Well they were competing in this Wine Box Challenge, this means that they each had a box of wine (four bottles in a box apparently) and the first one to finish won the belt. Anyone who spilled was given a five minute penalty where they weren’t allowed to continue drinking until their penalty time was up.
The reigning champion was storming along… Another guy was barely touching his as the wine was by all accounts, disgusting! My brother seemed to develop a tactic whereby he’d take a huge mouthful of the wine and then conveniently throw up over the wall – it doesn’t matter if you’re sick, you just can’t spill or pour it away!

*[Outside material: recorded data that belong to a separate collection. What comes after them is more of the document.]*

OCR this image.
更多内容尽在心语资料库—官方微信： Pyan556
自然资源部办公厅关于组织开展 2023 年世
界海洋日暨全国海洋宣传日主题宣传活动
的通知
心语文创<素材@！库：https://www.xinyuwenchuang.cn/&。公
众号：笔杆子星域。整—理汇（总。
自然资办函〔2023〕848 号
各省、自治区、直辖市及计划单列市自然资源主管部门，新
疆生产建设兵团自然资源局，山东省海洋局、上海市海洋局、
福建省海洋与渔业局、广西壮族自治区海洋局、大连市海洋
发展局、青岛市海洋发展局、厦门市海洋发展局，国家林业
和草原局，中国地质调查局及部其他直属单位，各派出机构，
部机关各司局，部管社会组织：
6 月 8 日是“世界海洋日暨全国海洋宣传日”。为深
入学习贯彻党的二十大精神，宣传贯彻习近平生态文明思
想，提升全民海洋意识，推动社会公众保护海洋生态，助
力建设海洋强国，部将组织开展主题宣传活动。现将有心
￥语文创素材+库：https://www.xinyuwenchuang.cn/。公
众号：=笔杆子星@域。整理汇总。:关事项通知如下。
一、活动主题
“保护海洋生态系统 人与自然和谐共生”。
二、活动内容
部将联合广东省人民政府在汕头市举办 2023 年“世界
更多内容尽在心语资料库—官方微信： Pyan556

Sneaky sneaky!! Another guy was seemingly doing pretty well but we caught him sneakily pouring some away, even after having two penalty time-outs!
I don’t think anyone was shocked that the reigning champion went home with the belt again! He’s been preparing much like an athlete practising for a marathon!
The evening seemed to culminate at around 9.30-10pm when they were all wrecked and the guy who’d had all the penalties was throwing up all over the joint – sobbing down the toilet and into the sink… At least we didn’t flame-throw him or bake a cake on his head this time!!